PyTorch Optimization: torch.optim.LBFGS サンプルコード
import torch
from torch import nn
from torch.utils.data import DataLoader
from torchvision import datasets, transforms
# データセットの読み込み
train_dataset = datasets.MNIST(root='./data', train=True, download=True, transform=transforms.ToTensor())
train_loader = DataLoader(train_dataset, batch_size=64, shuffle=True)
# モデルの定義
model = nn.Sequential(
nn.Flatten(),
nn.Linear(784, 128),
nn.ReLU(),
nn.Linear(128, 10),
nn.LogSoftmax(dim=1)
)
# 損失関数の定義
criterion = nn.CrossEntropyLoss()
# 最適化アルゴリズムの定義
optimizer = torch.optim.LBFGS(model.parameters(), lr=0.1)
# 訓練
for epoch in range(10):
for images, labels in train_loader:
# 順伝播
outputs = model(images)
# 損失計算
loss = criterion(outputs, labels)
# 逆伝播
optimizer.zero_grad()
loss.backward()
# パラメータ更新
optimizer.step()
# モデルの評価
# ...
学習済みモデルの微調整
# 学習済みモデルの読み込み
checkpoint = torch.load('checkpoint.pth')

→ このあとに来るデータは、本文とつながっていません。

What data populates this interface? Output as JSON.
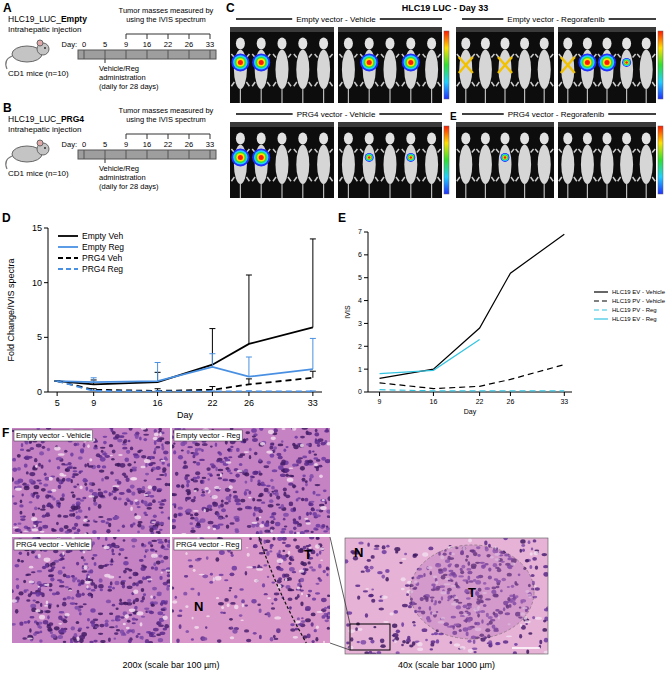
{
  "panel_a": {
    "label": "A",
    "line": "HLC19_LUC_",
    "vector": "Empty",
    "injection": "Intrahepatic injection",
    "mice": "CD1 mice (n=10)",
    "measure": "Tumor masses measured by using the IVIS spectrum",
    "day_label": "Day:",
    "days": [
      0,
      5,
      9,
      16,
      22,
      26,
      33
    ],
    "treatment": [
      "Vehicle/Reg",
      "administration",
      "(daily for 28 days)"
    ]
  },
  "panel_b": {
    "label": "B",
    "line": "HLC19_LUC_",
    "vector": "PRG4",
    "injection": "Intrahepatic injection",
    "mice": "CD1 mice (n=10)",
    "measure": "Tumor masses measured by using the IVIS spectrum",
    "day_label": "Day:",
    "days": [
      0,
      5,
      9,
      16,
      22,
      26,
      33
    ],
    "treatment": [
      "Vehicle/Reg",
      "administration",
      "(daily for 28 days)"
    ]
  },
  "panel_c": {
    "label": "C",
    "title": "HLC19 LUC - Day 33",
    "inset_label": "E",
    "groups": [
      {
        "label": "Empty vector - Vehicle",
        "signal": [
          2,
          2,
          0,
          0,
          0,
          0,
          2,
          0,
          2,
          0
        ],
        "excluded": []
      },
      {
        "label": "Empty vector - Regorafenib",
        "signal": [
          0,
          0,
          0,
          0,
          0,
          0,
          2,
          2,
          1,
          0
        ],
        "excluded": [
          0,
          2,
          5
        ]
      },
      {
        "label": "PRG4 vector - Vehicle",
        "signal": [
          2,
          2,
          0,
          0,
          0,
          0,
          1,
          0,
          1,
          0
        ],
        "excluded": []
      },
      {
        "label": "PRG4 vector - Regorafenib",
        "signal": [
          0,
          0,
          1,
          0,
          0,
          0,
          0,
          0,
          0,
          0
        ],
        "excluded": []
      }
    ]
  },
  "chart_data": [
    {
      "type": "line",
      "panel_label": "D",
      "x_label": "Day",
      "y_label": "Fold Change/IVIS spectra",
      "x": [
        5,
        9,
        16,
        22,
        26,
        33
      ],
      "xlim": [
        4,
        34
      ],
      "xticks": [
        5,
        9,
        16,
        22,
        26,
        33
      ],
      "ylim": [
        0,
        15
      ],
      "yticks": [
        0,
        5,
        10,
        15
      ],
      "legend": "top-left",
      "series": [
        {
          "name": "Empty Veh",
          "color": "#000000",
          "line_style": "solid",
          "values": [
            1,
            0.7,
            0.9,
            2.5,
            4.4,
            5.9
          ],
          "errors": [
            0,
            0.4,
            0.9,
            3.3,
            6.3,
            8.1
          ]
        },
        {
          "name": "Empty Reg",
          "color": "#4a90e2",
          "line_style": "solid",
          "values": [
            1,
            0.9,
            1.0,
            2.3,
            1.4,
            2.1
          ],
          "errors": [
            0,
            0.4,
            1.7,
            1.2,
            1.8,
            2.8
          ]
        },
        {
          "name": "PRG4 Veh",
          "color": "#000000",
          "line_style": "dashed",
          "values": [
            1,
            0.2,
            0.1,
            0.2,
            0.7,
            1.3
          ],
          "errors": [
            0,
            0.1,
            0.2,
            0.3,
            0.5,
            0.6
          ]
        },
        {
          "name": "PRG4 Reg",
          "color": "#4a90e2",
          "line_style": "dashed",
          "values": [
            1,
            0.1,
            0.05,
            0.05,
            0.05,
            0.05
          ],
          "errors": [
            0,
            0.05,
            0.05,
            0.05,
            0.05,
            0.05
          ]
        }
      ]
    },
    {
      "type": "line",
      "panel_label": "E",
      "x_label": "Day",
      "y_label": "IVIS",
      "x": [
        9,
        16,
        22,
        26,
        33
      ],
      "xlim": [
        7.5,
        34
      ],
      "xticks": [
        9,
        16,
        22,
        26,
        33
      ],
      "ylim": [
        0,
        7
      ],
      "yticks": [
        0,
        1,
        2,
        3,
        4,
        5,
        6,
        7
      ],
      "legend": "right",
      "series": [
        {
          "name": "HLC19 EV - Vehicle",
          "color": "#000000",
          "line_style": "solid",
          "values": [
            0.6,
            1.0,
            2.8,
            5.2,
            6.9
          ]
        },
        {
          "name": "HLC19 PV - Vehicle",
          "color": "#000000",
          "line_style": "dashed",
          "values": [
            0.4,
            0.15,
            0.25,
            0.55,
            1.2
          ]
        },
        {
          "name": "HLC19 PV - Reg",
          "color": "#35c4e0",
          "line_style": "dashed",
          "values": [
            0.1,
            0.05,
            0.05,
            0.05,
            0.05
          ]
        },
        {
          "name": "HLC19 EV - Reg",
          "color": "#35c4e0",
          "line_style": "solid",
          "values": [
            0.8,
            0.95,
            2.3,
            null,
            null
          ]
        }
      ]
    }
  ],
  "panel_f": {
    "label": "F",
    "tiles": [
      "Empty vector - Vehicle",
      "Empty vector - Reg",
      "PRG4 vector - Vehicle",
      "PRG4 vector - Reg"
    ],
    "tumor": "T",
    "normal": "N",
    "caption_200x": "200x (scale bar 100 µm)",
    "caption_40x": "40x (scale bar 1000 µm)"
  }
}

model.load_state_dict(checkpoint['model_state_dict'])
# 微調整用の最適化アルゴリズムの定義
optimizer = torch.optim.LBFGS(model.parameters(), lr=0.01)
# 微調整
for epoch in range(5):
for images, labels in train_loader:
# ...
# パラメータ更新
optimizer.step()
# モデルの評価
# ...
続きからの訓練
# チェックポイントの読み込み
checkpoint = torch.load('checkpoint.pth')
# モデルと最適化アルゴリズムの復元
model.load_state_dict(checkpoint['model_state_dict'])
optimizer = torch.optim.LBFGS(model.parameters(), lr=0.1)

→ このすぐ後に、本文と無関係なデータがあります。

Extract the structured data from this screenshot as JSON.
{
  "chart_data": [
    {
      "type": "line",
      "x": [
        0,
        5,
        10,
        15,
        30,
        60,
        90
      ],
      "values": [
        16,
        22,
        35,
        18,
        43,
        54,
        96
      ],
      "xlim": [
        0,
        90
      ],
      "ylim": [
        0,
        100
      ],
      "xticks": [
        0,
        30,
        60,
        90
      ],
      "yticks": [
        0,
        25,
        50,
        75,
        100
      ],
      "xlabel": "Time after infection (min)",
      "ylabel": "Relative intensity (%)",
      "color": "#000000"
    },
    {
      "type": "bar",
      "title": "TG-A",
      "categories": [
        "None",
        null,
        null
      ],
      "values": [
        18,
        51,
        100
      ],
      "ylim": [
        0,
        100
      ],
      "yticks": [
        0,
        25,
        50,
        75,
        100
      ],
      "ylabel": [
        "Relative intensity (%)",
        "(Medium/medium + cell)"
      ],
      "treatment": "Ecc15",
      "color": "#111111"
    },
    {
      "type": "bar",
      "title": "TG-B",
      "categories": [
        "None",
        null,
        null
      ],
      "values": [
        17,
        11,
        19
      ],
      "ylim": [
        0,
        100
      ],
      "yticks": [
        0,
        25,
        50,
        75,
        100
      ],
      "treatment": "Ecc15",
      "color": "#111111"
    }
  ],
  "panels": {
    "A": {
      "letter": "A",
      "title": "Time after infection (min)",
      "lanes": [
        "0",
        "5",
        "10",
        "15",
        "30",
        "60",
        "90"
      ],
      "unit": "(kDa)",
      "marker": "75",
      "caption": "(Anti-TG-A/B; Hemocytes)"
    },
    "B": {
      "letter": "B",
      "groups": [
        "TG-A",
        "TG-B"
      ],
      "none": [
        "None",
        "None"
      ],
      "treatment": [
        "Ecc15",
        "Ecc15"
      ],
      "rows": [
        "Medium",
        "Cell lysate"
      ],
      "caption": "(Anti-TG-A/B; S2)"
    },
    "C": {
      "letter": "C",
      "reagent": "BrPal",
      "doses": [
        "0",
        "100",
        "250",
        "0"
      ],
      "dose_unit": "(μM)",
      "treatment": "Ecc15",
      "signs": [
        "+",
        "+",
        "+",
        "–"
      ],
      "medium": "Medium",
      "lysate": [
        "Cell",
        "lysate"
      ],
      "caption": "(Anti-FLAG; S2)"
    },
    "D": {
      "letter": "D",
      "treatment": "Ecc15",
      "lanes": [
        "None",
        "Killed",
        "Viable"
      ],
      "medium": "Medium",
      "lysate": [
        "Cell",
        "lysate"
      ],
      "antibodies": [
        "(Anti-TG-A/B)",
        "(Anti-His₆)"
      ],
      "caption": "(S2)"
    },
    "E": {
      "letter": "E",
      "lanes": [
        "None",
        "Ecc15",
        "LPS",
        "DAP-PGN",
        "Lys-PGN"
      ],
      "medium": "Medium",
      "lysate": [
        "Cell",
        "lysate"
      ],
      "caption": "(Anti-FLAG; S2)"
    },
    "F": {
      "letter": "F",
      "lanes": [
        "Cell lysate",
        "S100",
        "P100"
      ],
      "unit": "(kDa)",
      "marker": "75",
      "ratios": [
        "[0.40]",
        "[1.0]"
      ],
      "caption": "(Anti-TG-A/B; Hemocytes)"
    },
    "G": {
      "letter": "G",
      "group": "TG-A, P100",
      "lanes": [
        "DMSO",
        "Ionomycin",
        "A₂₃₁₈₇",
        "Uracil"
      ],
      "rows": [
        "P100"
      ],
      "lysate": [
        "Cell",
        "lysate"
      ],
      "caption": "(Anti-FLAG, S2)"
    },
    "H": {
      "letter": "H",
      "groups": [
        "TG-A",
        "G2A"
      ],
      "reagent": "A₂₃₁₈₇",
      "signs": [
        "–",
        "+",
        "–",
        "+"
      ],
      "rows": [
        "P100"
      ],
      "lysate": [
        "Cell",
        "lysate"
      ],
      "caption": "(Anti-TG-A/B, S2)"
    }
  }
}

optimizer.load_state_dict(checkpoint['optimizer_state_dict'])
# 続きからの訓練
for epoch in range(10):
for images, labels in train_loader:
# ...
# パラメータ更新
optimizer.step()
# モデルの評価
# ...
転移学習
# 転移学習用のデータセット
# ...
# 転移学習用のモデルの定義
# ...
# 転移学習用の最適化アルゴリズムの定義
optimizer = torch.optim.LBFGS(model.parameters(), lr=0.1)
# 転移学習
for epoch in range(10):
for images, labels in transfer_loader:
# ...
# パラメータ更新
optimizer.step()
# モデルの評価
# ...
PyTorch Optimization: L-BFGS 以外の方法
確率的勾配降下法 (SGD)
- 確率的勾配降下法は、最も基本的な最適化アルゴリズムの一つです。
- ランダムに選択されたサンプルに基づいてパラメータを更新します。
- 大規模なデータセットに対して効率的です。
- 学習率の設定が重要です。
モメンタム
- モメンタムは、SGD の拡張版です。
- 過去の勾配情報を考慮してパラメータ更新の方向性を決定します。
- SGD よりも高速に収束することが多いです。
- モメンタム係数の設定が重要です。
Adam
- Adam は、SGD とモメンタム、AdaGrad の利点を組み合わせたアルゴリズムです。
- 個々のパラメータに適応的な学習率を設定します。
- 多くのタスクで良好な結果を得ることができます。
その他
- RMSProp
- Adagrad
- Adadelta
- BFGS
- Conjugate Gradient
最適化アルゴリズムを選択する際には、以下の点を考慮する必要があります。
- データセットの規模
- モデルの複雑さ
- 訓練時間
- 必要な精度
具体的な例
- 画像分類タスク: SGD, モメンタム, Adam
- 自然言語処理タスク: Adam, RMSProp
- 強化学習: Adam, PPO
L-BFGS の代替として、以下のアルゴリズムが考えられます。
- Adam (L-BFGS と SGD の組み合わせ)
PyTorch には、L-BFGS 以外にも様々な最適化アルゴリズムが実装されています。最適化アルゴリズムを選択する際には、データセットの規模、モデルの複雑さ、訓練時間、必要な精度などを考慮する必要があります。